Speaking at a Feb. 2 conference in London hosted by the British Property Federation, the CEOs of British Land Co. Plc, Grainger Plc and Grosvenor Britain & Ireland, along with Hammerson Plc's managing director for the U.K. and Ireland, decried the condition of many of the U.K.'s town centers, which are the traditional cores of retail and civic life in British municipalities.
Many town centers in the U.K. have experienced gradual declines in recent years as factors such as the impact of e-commerce and, in some cases, competition from large shopping centers reduce footfall.
"[A] fundamental shift, particularly in smaller towns and cities, is going to have to occur if we're not going to have a horrible, horrible social problem over time," said Chris Grigg, CEO of British Land, which has a portfolio of retail and office properties across the U.K. valued at £13.5 billion, according to S&P Global Market Intelligence data.
Grigg argued that one of the main obstacles to reinvigorating Main Street U.K. is that single buildings often have multiple owners, making large-scale redevelopment that much more difficult. "One thing that's clearly critical is one way or another getting sufficient areas of single ownership. ... I think that [requires] government intervention of some [kind] because it's just very, very hard to do otherwise."
Craig McWilliam, CEO of Grosvenor Britain & Ireland, which has £5.1 billion of property assets under management, said the scale of the problem meant that some town and city centers were likely beyond redemption. "If local secondary centers are going to be at all effective, they're going to have to be smaller, and they're going to have to be better led," he said. "It is going to be a real challenge, and I think a lot of these centers will not make it because they don't have the political leadership, and they don't have the community who'll consolidate to adopt it."
The warnings come amid a run of negative headlines for U.K. retailers. In the latest hit for U.K.'s high streets, one of the country's largest retailers, Marks & Spencers, announced Jan. 31 that it is to close 14 stores, with another eight closures proposed, following a disappointing 2017 Christmas period. A survey by insolvency advisory company Begbies Traynor published in December 2017 found that 45,000 U.K. retailers were in "significant financial distress."
Helen Gordon, CEO of residential landlord Grainger, which has a portfolio valued at £2.84 billion, according to S&P Global Market Intelligence data, said new uses for town- and city-center real estate need to be considered. "I would like to see more of our town centers accommodating more residential, and if it needs local authorities to put together sites to enable that to happen, then that's probably a good thing to do," she said.

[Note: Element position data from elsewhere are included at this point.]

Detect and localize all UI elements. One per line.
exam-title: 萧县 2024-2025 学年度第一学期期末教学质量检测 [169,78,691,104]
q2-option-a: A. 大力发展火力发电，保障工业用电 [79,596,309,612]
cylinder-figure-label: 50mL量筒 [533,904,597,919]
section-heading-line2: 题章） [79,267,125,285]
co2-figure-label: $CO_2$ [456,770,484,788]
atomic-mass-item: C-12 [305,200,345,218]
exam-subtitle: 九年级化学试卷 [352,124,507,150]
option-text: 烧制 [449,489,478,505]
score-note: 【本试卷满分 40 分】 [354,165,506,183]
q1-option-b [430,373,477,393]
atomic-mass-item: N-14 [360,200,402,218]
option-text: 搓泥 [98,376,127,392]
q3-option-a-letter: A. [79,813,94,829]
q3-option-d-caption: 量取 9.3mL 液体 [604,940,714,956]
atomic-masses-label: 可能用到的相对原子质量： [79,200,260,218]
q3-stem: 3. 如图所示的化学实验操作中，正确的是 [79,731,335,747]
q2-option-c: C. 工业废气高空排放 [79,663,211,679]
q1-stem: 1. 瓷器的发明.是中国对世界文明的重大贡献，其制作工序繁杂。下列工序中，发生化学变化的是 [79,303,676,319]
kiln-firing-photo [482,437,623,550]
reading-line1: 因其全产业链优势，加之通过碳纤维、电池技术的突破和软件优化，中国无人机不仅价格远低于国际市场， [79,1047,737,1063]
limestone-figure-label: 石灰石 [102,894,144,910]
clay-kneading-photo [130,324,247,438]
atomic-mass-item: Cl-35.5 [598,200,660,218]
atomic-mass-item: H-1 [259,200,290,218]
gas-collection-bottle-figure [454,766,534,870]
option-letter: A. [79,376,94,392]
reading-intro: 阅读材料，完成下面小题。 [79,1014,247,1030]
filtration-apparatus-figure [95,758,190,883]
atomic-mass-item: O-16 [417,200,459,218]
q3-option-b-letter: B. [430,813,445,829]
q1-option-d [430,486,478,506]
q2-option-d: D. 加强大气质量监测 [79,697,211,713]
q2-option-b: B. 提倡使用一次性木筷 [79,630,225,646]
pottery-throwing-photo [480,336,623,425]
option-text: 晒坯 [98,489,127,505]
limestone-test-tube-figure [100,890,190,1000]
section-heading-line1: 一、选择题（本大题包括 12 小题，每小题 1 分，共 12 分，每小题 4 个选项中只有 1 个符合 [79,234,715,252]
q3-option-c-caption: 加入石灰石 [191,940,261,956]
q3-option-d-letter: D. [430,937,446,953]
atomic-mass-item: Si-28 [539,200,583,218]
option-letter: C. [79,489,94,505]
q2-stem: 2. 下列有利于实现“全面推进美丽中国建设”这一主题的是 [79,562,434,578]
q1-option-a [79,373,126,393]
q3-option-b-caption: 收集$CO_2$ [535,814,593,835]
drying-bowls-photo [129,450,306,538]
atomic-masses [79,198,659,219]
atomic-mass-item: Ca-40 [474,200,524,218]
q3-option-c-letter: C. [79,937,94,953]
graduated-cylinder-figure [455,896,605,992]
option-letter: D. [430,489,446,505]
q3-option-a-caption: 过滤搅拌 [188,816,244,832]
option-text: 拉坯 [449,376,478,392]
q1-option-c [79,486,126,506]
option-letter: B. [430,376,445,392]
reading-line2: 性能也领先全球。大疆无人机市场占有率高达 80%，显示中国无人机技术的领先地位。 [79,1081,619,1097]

Mark Bourgeois, managing director for the U.K. and Ireland at retail real estate investment trust Hammerson, which owns and operates almost £5 billion worth of property in the U.K., supported Gordon's suggestion. "That's the future for these places and we need some bold vision and some real acknowledgement by local authorities that these places don't need to be retail anymore. I think we can really drive the point that Helen's making and see more residential absorbing that space."